В Москве у нас пока не было нормальной сети агентов, мы начали только строить её на слабом фундаменте, что возвела там Тайная канцелярия. Скорее мы имели там информационное бюро, но тогда где эта информация? Захар, дубина эдакая, не доложил мне о том, что уже две недели к нему не прилетают голуби из Москвы, посчитав это неважным на фоне событий в столице. Он ждал курьеров от своих агентов, а первым успел Салтыков…
После этого он судорожно попытался исправить свою ошибку и выяснить подробности событий в Москве.

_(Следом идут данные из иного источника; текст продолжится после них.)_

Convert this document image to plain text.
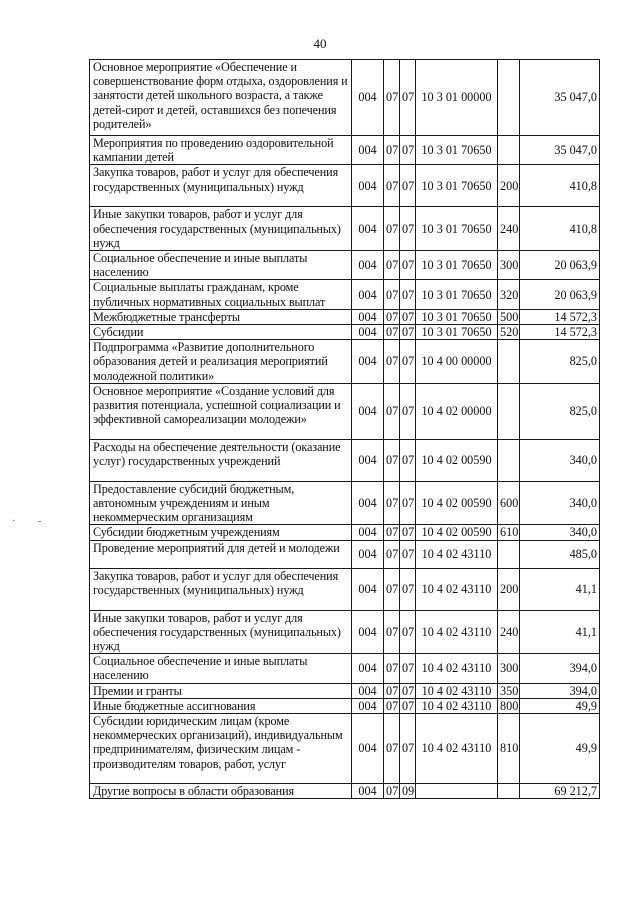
40
Основное мероприятие «Обеспечение и совершенствование форм отдыха, оздоровления и занятости детей школьного возраста, а также детей-сирот и детей, оставшихся без попечения родителей»	004	07	07	10 3 01 00000		35 047,0
Мероприятия по проведению оздоровительной кампании детей	004	07	07	10 3 01 70650		35 047,0
Закупка товаров, работ и услуг для обеспечения государственных (муниципальных) нужд	004	07	07	10 3 01 70650	200	410,8
Иные закупки товаров, работ и услуг для обеспечения государственных (муниципальных) нужд	004	07	07	10 3 01 70650	240	410,8
Социальное обеспечение и иные выплаты населению	004	07	07	10 3 01 70650	300	20 063,9
Социальные выплаты гражданам, кроме публичных нормативных социальных выплат	004	07	07	10 3 01 70650	320	20 063,9
Межбюджетные трансферты	004	07	07	10 3 01 70650	500	14 572,3
Субсидии	004	07	07	10 3 01 70650	520	14 572,3
Подпрограмма «Развитие дополнительного образования детей и реализация мероприятий молодежной политики»	004	07	07	10 4 00 00000		825,0
Основное мероприятие «Создание условий для развития потенциала, успешной социализации и эффективной самореализации молодежи»	004	07	07	10 4 02 00000		825,0
Расходы на обеспечение деятельности (оказание услуг) государственных учреждений	004	07	07	10 4 02 00590		340,0
Предоставление субсидий бюджетным, автономным учреждениям и иным некоммерческим организациям	004	07	07	10 4 02 00590	600	340,0
Субсидии бюджетным учреждениям	004	07	07	10 4 02 00590	610	340,0
Проведение мероприятий для детей и молодежи	004	07	07	10 4 02 43110		485,0
Закупка товаров, работ и услуг для обеспечения государственных (муниципальных) нужд	004	07	07	10 4 02 43110	200	41,1
Иные закупки товаров, работ и услуг для обеспечения государственных (муниципальных) нужд	004	07	07	10 4 02 43110	240	41,1
Социальное обеспечение и иные выплаты населению	004	07	07	10 4 02 43110	300	394,0
Премии и гранты	004	07	07	10 4 02 43110	350	394,0
Иные бюджетные ассигнования	004	07	07	10 4 02 43110	800	49,9
Субсидии юридическим лицам (кроме некоммерческих организаций), индивидуальным предпринимателям, физическим лицам - производителям товаров, работ, услуг	004	07	07	10 4 02 43110	810	49,9
Другие вопросы в области образования	004	07	09			69 212,7
· -
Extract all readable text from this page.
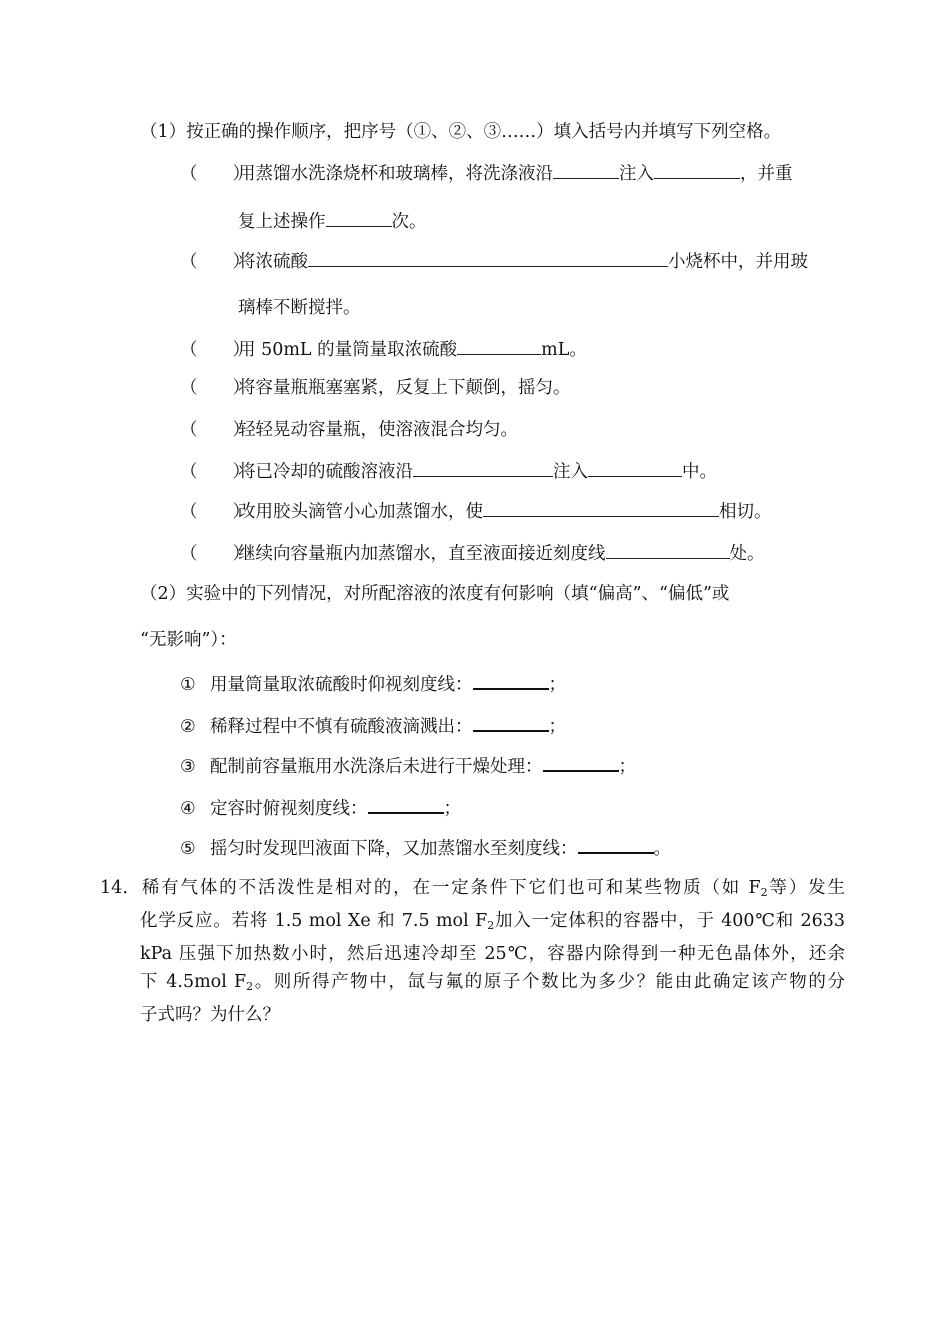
（1）按正确的操作顺序，把序号（①、②、③……）填入括号内并填写下列空格。
（　　）用蒸馏水洗涤烧杯和玻璃棒，将洗涤液沿	注入	，并重
复上述操作	次。
（　　）将浓硫酸	小烧杯中，并用玻
璃棒不断搅拌。
（　　）用 50mL 的量筒量取浓硫酸	mL。
（　　）将容量瓶瓶塞塞紧，反复上下颠倒，摇匀。
（　　）轻轻晃动容量瓶，使溶液混合均匀。
（　　）将已冷却的硫酸溶液沿	注入	中。
（　　）改用胶头滴管小心加蒸馏水，使	相切。
（　　）继续向容量瓶内加蒸馏水，直至液面接近刻度线	处。
（2）实验中的下列情况，对所配溶液的浓度有何影响（填“偏高”、“偏低”或
“无影响”）：
① 用量筒量取浓硫酸时仰视刻度线：	；
② 稀释过程中不慎有硫酸液滴溅出：	；
③ 配制前容量瓶用水洗涤后未进行干燥处理：	；
④ 定容时俯视刻度线：	；
⑤ 摇匀时发现凹液面下降，又加蒸馏水至刻度线：	。
14．稀有气体的不活泼性是相对的，在一定条件下它们也可和某些物质（如 $F_2$等）发生
化学反应。若将 1.5 mol Xe 和 7.5 mol $F_2$加入一定体积的容器中，于 400℃和 2633
kPa 压强下加热数小时，然后迅速冷却至 25℃，容器内除得到一种无色晶体外，还余
下 4.5mol $F_2$。则所得产物中，氙与氟的原子个数比为多少？能由此确定该产物的分
子式吗？为什么？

Пока единственным источником информации был тот самый курьер, который привёз депешу от Салтыкова, но све?дений от него мы получили очень мало – он знал только то, что в Москве чума. Ещё в самом начале эпидемии, он вместе с Салтыковым убыл из города в усадьбу фельдмаршала в Марфино, где и находился всё это время. До него доносились слухи, что в Москве начался бунт, погромы. Салтыков заволновался, но боясь болезни, не вернулся в город. О содержании письма курьер ничего узнать не успел, ибо был незамедлительно отправлен ко мне.